Desde que foi fundada, a UEZO lida com problemas estruturais. Criada com o promissor discurso de ser um polo de desenvolvimento e tecnologia, a universidade ainda não possui um campus e não se enxerga em um horizonte próximo a superação disso. No governo do Sérgio Cabral foi feito uma doação de um terreno na avenida Brasil. Um terreno sem nenhuma infraestrutura próxima e que está sendo utilizando, de forma irregular, para o despejo de resíduos orgânicos e inorgânicos. Além disso, diante da asfixia financeira da universidade, ter um campus acabaria, infelizmente, significando apenas mais contas para finanças já debilitadas:

“Sendo sincera, atualmente, mesmo que nós tivéssemos um campus, nessa localidade, sem orçamento, nós iríamos ficar ainda mais parados do que estamos.
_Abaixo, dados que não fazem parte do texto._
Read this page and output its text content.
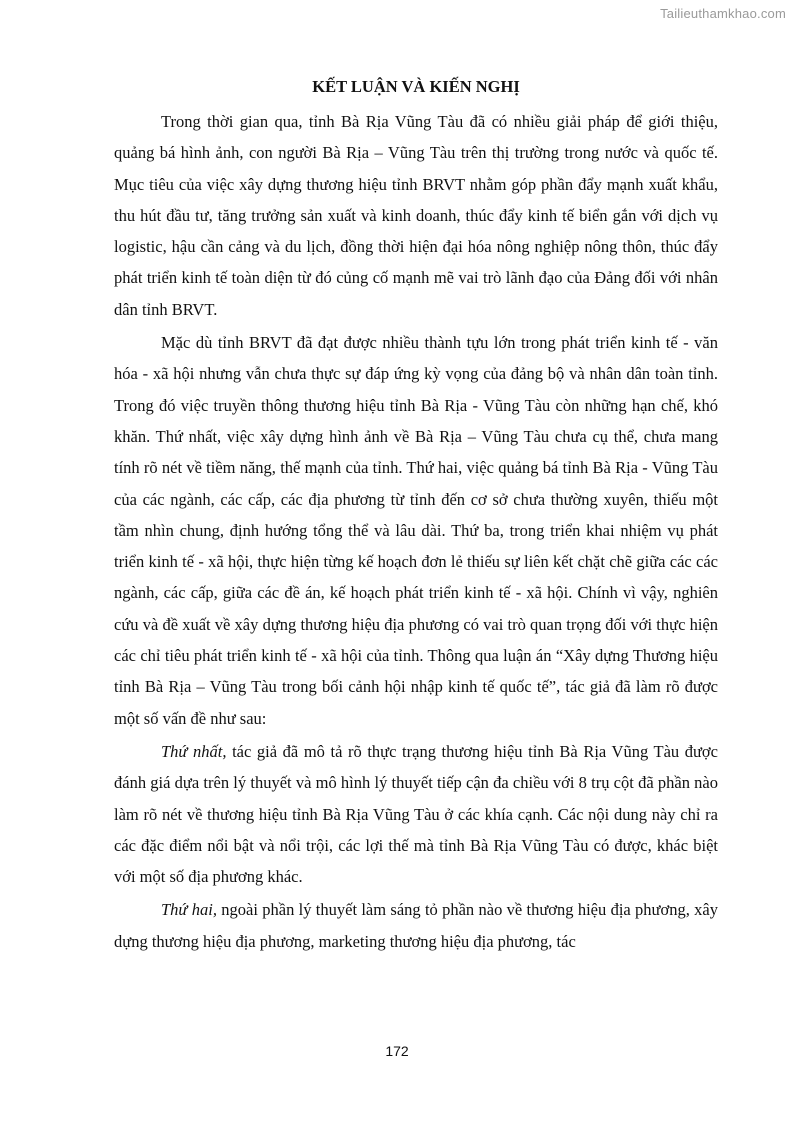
Tailieuthamkhao.com
KẾT LUẬN VÀ KIẾN NGHỊ

Trong thời gian qua, tỉnh Bà Rịa Vũng Tàu đã có nhiều giải pháp để giới thiệu, quảng bá hình ảnh, con người Bà Rịa – Vũng Tàu trên thị trường trong nước và quốc tế. Mục tiêu của việc xây dựng thương hiệu tỉnh BRVT nhằm góp phần đẩy mạnh xuất khẩu, thu hút đầu tư, tăng trưởng sản xuất và kinh doanh, thúc đẩy kinh tế biển gắn với dịch vụ logistic, hậu cần cảng và du lịch, đồng thời hiện đại hóa nông nghiệp nông thôn, thúc đẩy phát triển kinh tế toàn diện từ đó củng cố mạnh mẽ vai trò lãnh đạo của Đảng đối với nhân dân tỉnh BRVT.

Mặc dù tỉnh BRVT đã đạt được nhiều thành tựu lớn trong phát triển kinh tế - văn hóa - xã hội nhưng vẫn chưa thực sự đáp ứng kỳ vọng của đảng bộ và nhân dân toàn tỉnh. Trong đó việc truyền thông thương hiệu tỉnh Bà Rịa - Vũng Tàu còn những hạn chế, khó khăn. Thứ nhất, việc xây dựng hình ảnh về Bà Rịa – Vũng Tàu chưa cụ thể, chưa mang tính rõ nét về tiềm năng, thế mạnh của tỉnh. Thứ hai, việc quảng bá tỉnh Bà Rịa - Vũng Tàu của các ngành, các cấp, các địa phương từ tỉnh đến cơ sở chưa thường xuyên, thiếu một tầm nhìn chung, định hướng tổng thể và lâu dài. Thứ ba, trong triển khai nhiệm vụ phát triển kinh tế - xã hội, thực hiện từng kế hoạch đơn lẻ thiếu sự liên kết chặt chẽ giữa các các ngành, các cấp, giữa các đề án, kế hoạch phát triển kinh tế - xã hội. Chính vì vậy, nghiên cứu và đề xuất về xây dựng thương hiệu địa phương có vai trò quan trọng đối với thực hiện các chỉ tiêu phát triển kinh tế - xã hội của tỉnh. Thông qua luận án “Xây dựng Thương hiệu tỉnh Bà Rịa – Vũng Tàu trong bối cảnh hội nhập kinh tế quốc tế”, tác giả đã làm rõ được một số vấn đề như sau:

Thứ nhất, tác giả đã mô tả rõ thực trạng thương hiệu tỉnh Bà Rịa Vũng Tàu được đánh giá dựa trên lý thuyết và mô hình lý thuyết tiếp cận đa chiều với 8 trụ cột đã phần nào làm rõ nét về thương hiệu tỉnh Bà Rịa Vũng Tàu ở các khía cạnh. Các nội dung này chỉ ra các đặc điểm nổi bật và nổi trội, các lợi thế mà tỉnh Bà Rịa Vũng Tàu có được, khác biệt với một số địa phương khác.

Thứ hai, ngoài phần lý thuyết làm sáng tỏ phần nào về thương hiệu địa phương, xây dựng thương hiệu địa phương, marketing thương hiệu địa phương, tác

172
Nós ocupamos o mesmo espaço físico do Colégio de Aplicação Sarah Kubitscheck. Quem paga a água e a luz é o colégio. Nós não temos verbas para pagar essas despesas. Imagine então nós nos mudarmos para outro espaço, sem condições de sobrevivência, sem segurança, sem limpeza adequada? Nosso conformismo é que a situação é muito ruim, mas seria muito pior se estivéssemos em outro lugar. Nós não temos a mínima estrutura, o governo não nos repassa todo orçamento e não nos daria orçamento para que a gente tivesse condições de existência já que teríamos dois itens extras, luz e água, para pagar.”

A incerteza é permanente dentro da mais nova das universidades estaduais do Rio de Janeiro. Nascida com o potencial de trazer a esperança do desenvolvimento não apenas da ciência e tecnologia no estado, mas de toda uma região em seu viés econômico e social, a UEZO agora luta para sobreviver, assim como também lutam os trabalhadores que, com muita garra, fazem ela se manter de pé, viva e funcionando diante de todo o descaso do poder público do Rio de Janeiro:

“Está muito difícil pensar no futuro com uma relativa calma. Atualmente, e isso é uma visão minha, tenho tentado me alienar um pouco de tudo isso que está acontecendo para conseguir sobreviver. Ou pelo menos viver sem esse contato direto com a realidade muito dolorosa do que está acontecendo não só no Rio de Janeiro, mas também em todo Brasil.” – desabafa a professora Rosana.